The company was started in 2012 by Mudar Mannah, an orthopaedic surgeon. One of its first retail partners was Veganz with its stores in Berlin. The company, at the time called Happy Cheeze, received 200,000 euros from the European Regional Development Fund over the period from June 2016 to September 2018. The grant was for the 'acquisition of machinery and equipment for the production of vegan foods'. In 2017, the company participated in the Vox show Höhle der Löwen, a German version of Dragon's Den where it won an investment deal for 500,000 euros. The deal later fell through because the company was not ready for expansion.

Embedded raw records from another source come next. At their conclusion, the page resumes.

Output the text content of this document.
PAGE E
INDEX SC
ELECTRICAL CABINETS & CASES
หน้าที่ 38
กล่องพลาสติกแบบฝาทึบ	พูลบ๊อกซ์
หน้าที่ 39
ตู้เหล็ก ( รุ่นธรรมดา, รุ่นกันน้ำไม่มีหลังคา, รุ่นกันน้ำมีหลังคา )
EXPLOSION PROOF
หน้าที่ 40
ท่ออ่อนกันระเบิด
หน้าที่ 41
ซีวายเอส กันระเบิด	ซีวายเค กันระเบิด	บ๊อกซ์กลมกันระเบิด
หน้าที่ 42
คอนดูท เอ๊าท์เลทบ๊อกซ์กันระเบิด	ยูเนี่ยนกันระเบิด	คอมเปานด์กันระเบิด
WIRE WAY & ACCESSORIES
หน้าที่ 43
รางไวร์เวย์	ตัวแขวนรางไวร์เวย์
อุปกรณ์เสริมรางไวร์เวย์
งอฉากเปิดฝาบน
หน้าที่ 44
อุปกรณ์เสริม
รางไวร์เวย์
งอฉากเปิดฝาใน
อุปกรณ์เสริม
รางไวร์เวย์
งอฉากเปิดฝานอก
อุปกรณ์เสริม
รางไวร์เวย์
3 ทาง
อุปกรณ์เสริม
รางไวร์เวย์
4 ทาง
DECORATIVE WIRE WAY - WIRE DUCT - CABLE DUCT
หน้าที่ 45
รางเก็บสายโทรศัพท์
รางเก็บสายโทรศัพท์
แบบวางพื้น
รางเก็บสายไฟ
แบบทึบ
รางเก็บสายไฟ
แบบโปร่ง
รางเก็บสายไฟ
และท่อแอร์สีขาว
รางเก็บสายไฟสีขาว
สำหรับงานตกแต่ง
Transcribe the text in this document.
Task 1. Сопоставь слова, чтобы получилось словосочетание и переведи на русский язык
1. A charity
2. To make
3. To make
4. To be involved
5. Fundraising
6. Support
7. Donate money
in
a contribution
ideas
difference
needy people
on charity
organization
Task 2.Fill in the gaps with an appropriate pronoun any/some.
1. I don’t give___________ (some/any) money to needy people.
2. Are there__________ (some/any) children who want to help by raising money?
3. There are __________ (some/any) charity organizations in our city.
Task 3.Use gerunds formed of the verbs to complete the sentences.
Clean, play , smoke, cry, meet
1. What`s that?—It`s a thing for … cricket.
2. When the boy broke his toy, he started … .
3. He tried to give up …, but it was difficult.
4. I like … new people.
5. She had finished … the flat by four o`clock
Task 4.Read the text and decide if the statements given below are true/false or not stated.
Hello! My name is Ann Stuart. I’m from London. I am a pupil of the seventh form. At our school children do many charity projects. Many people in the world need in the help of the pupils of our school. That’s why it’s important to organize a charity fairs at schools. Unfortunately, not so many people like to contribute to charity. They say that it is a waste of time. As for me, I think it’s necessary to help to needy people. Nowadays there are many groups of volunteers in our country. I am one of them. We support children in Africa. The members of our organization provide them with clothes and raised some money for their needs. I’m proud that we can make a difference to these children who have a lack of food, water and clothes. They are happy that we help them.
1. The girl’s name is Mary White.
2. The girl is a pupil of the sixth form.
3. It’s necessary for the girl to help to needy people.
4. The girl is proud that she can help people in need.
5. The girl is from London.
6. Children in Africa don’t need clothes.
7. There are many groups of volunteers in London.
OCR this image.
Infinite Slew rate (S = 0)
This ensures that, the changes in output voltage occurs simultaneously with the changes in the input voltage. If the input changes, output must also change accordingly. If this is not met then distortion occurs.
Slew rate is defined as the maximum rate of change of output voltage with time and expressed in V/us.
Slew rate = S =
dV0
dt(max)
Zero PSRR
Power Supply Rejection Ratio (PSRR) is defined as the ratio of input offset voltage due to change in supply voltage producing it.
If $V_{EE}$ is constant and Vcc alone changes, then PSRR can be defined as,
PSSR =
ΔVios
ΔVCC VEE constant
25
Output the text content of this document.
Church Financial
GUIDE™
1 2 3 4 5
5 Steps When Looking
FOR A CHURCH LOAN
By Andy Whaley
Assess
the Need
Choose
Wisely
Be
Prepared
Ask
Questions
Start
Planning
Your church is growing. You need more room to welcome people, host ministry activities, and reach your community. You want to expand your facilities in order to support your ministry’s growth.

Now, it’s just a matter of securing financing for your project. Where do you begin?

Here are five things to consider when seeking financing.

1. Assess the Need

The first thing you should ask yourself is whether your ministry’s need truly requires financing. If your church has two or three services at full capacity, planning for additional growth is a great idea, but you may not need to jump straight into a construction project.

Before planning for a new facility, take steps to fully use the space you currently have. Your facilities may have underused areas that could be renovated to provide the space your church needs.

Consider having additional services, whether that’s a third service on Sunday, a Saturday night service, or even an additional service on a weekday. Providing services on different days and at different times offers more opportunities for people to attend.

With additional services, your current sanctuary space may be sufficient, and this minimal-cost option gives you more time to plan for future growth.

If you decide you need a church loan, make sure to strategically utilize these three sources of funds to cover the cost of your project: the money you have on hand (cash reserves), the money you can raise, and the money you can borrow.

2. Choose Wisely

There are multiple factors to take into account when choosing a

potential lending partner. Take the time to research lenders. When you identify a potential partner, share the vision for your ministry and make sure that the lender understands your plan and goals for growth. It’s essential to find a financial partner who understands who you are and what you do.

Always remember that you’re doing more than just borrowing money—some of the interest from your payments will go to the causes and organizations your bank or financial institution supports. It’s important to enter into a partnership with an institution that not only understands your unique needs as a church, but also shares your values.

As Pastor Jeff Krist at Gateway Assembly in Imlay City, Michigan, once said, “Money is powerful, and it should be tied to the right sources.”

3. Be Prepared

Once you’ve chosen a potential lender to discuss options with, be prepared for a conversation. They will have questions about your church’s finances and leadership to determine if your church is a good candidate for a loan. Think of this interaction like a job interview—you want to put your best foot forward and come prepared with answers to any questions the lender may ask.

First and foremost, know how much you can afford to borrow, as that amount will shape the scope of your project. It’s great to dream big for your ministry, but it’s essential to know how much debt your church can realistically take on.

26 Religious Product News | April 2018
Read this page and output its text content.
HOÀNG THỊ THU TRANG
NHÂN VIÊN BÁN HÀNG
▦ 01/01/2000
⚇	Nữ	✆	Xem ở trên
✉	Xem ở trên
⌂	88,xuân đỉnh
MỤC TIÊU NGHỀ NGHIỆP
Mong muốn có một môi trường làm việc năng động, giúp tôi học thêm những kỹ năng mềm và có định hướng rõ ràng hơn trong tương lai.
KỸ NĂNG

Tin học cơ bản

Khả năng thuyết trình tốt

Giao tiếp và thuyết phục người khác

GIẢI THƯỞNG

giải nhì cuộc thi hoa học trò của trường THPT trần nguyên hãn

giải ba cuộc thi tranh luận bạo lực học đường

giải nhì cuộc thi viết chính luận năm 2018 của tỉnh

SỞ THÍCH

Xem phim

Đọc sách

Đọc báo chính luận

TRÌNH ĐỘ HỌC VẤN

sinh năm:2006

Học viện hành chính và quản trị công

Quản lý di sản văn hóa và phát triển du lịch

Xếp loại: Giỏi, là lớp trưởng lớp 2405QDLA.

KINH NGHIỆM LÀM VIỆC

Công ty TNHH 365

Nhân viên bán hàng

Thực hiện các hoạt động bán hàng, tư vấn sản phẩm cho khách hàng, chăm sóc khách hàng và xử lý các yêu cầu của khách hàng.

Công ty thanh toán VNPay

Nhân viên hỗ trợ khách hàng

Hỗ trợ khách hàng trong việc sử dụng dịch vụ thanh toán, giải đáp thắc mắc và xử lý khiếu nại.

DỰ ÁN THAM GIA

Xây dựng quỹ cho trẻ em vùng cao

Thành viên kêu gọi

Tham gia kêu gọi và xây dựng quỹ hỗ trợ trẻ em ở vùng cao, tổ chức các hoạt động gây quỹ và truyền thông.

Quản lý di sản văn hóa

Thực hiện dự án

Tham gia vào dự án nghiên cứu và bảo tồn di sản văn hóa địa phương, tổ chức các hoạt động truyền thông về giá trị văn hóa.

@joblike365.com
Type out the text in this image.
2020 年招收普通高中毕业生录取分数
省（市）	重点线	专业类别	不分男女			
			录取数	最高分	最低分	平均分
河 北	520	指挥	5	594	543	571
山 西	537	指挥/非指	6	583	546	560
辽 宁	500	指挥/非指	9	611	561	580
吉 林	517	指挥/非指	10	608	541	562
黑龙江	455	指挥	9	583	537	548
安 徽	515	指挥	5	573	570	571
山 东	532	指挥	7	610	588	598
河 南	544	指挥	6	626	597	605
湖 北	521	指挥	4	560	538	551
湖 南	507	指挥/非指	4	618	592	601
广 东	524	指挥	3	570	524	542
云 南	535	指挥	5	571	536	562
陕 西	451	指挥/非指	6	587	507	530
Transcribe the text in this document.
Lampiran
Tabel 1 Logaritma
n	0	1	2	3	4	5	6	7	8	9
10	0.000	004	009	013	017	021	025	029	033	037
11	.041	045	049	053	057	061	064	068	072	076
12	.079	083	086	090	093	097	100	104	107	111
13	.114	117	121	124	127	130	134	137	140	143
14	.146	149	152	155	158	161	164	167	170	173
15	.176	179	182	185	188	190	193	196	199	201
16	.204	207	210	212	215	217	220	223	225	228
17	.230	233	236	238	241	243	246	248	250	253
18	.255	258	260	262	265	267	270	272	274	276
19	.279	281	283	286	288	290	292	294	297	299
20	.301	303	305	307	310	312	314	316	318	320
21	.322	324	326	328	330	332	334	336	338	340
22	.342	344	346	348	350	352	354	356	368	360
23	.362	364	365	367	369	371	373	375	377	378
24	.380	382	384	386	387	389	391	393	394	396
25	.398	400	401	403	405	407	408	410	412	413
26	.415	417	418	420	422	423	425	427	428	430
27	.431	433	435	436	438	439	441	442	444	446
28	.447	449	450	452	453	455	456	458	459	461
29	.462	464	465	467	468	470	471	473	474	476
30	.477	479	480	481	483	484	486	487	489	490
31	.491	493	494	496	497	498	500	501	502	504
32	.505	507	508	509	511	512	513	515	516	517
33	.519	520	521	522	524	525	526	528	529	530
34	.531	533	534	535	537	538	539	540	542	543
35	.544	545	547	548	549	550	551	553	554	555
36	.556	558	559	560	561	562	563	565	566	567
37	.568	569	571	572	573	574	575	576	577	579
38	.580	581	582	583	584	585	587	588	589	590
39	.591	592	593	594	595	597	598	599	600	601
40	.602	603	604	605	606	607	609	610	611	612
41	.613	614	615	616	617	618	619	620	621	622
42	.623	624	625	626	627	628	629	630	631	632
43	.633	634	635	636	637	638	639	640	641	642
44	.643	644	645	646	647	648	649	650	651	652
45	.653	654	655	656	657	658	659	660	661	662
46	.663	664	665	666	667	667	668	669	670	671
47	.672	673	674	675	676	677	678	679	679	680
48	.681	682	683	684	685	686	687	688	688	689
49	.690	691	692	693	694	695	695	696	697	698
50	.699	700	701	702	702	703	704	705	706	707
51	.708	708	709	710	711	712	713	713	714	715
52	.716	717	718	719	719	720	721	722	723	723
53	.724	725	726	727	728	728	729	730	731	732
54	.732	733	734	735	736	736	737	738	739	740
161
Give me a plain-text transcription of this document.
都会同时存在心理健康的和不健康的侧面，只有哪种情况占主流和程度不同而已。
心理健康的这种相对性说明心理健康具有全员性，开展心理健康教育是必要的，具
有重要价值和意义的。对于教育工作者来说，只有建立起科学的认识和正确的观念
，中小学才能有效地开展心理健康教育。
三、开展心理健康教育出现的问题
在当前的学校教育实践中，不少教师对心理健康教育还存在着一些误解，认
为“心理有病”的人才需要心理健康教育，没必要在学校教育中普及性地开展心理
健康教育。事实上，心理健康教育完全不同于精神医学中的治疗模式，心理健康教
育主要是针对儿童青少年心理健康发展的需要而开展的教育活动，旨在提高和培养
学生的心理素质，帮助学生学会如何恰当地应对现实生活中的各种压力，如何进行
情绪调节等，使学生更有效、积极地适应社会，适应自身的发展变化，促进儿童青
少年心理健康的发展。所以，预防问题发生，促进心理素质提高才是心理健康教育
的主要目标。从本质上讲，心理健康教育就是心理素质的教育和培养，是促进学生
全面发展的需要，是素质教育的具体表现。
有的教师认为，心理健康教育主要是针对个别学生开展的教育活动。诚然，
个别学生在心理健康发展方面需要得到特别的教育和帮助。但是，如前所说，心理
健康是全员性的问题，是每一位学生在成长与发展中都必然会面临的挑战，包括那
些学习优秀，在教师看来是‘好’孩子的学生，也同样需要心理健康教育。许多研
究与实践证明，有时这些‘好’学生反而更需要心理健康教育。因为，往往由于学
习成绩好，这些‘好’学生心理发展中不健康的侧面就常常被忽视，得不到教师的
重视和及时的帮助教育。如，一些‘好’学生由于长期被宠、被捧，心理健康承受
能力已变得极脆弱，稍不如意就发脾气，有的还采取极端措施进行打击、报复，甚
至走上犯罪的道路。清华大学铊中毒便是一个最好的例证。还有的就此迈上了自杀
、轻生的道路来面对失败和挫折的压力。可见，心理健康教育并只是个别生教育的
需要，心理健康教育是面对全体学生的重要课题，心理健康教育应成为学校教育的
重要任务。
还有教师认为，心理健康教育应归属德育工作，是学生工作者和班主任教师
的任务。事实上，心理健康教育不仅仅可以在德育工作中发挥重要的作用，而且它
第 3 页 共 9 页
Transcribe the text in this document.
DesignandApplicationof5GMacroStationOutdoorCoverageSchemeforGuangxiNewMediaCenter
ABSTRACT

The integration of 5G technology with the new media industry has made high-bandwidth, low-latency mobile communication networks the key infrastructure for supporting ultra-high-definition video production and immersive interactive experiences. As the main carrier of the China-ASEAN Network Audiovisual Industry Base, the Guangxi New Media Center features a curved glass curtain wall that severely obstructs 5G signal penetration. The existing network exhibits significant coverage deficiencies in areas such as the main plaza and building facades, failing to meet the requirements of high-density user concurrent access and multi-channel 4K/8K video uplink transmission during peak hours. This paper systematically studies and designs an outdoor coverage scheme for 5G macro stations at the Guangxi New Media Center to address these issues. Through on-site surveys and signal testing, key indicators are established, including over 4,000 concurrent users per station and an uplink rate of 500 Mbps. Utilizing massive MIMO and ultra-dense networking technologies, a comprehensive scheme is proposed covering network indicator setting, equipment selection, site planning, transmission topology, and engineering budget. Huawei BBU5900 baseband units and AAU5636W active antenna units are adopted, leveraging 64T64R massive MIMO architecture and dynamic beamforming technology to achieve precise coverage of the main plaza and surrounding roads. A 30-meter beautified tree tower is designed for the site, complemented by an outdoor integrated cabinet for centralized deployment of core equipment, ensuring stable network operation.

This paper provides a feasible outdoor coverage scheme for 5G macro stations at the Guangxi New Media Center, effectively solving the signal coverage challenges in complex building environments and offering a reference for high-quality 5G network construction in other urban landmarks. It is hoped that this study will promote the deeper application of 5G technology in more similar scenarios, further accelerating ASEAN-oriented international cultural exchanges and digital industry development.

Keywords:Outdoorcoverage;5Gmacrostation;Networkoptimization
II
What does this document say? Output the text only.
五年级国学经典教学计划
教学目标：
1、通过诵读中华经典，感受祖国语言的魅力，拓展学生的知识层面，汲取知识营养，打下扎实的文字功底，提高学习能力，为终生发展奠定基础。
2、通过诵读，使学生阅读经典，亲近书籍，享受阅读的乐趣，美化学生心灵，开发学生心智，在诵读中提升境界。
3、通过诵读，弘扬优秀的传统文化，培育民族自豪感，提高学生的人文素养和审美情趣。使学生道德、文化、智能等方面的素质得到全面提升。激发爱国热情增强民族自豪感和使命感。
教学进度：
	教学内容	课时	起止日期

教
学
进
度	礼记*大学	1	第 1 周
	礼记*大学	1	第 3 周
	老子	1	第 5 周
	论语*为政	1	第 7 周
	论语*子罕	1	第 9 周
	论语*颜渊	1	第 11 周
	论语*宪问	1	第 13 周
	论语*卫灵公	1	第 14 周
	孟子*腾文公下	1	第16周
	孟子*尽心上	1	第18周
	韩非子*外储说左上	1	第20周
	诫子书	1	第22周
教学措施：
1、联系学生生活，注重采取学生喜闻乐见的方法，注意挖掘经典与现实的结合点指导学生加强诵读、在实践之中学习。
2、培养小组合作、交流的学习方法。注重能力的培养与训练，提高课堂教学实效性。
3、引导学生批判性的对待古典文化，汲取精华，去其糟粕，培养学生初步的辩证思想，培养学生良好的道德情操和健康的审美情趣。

By 2019, the manufacturer had expanded its sales to various European areas, including London.

== Reception ==
The German illustrated Stern magazine tasted four of the company's products in 2017. The journalists declared its camembert product 'not bad at all', but preferred the cream cheese. The third of the cheeses they found 'a bit sour', while another cheese's flavour modelled on chorizo sausages 'did not fit their understanding of vegan cheese'.

== Naming controversy ==
The company was founded as Happy Cheeze. In 2018 however, Zentrale zur Bekämpfung unlauteren Wettbewerbs, an organisation representing industry associations, asked it to change its name or face a lawsuit, since EU law forbids the use of dairy terms for products without cow's milk. The vegan company then changed its name to Happy Cashew. The Zentrale then sued Happy Cashew in 2018 for supposedly misleading consumers with the label 'alternative to cream cheese'. A German court ruled in favour of the vegan company in 2019.

In 2021, the company changed its name again from Happy Cashew to Dr Mannah's, named after its founder and his medical doctor title. According to the company, the name change was motivated by an expansion of its ingredients beyond cashews.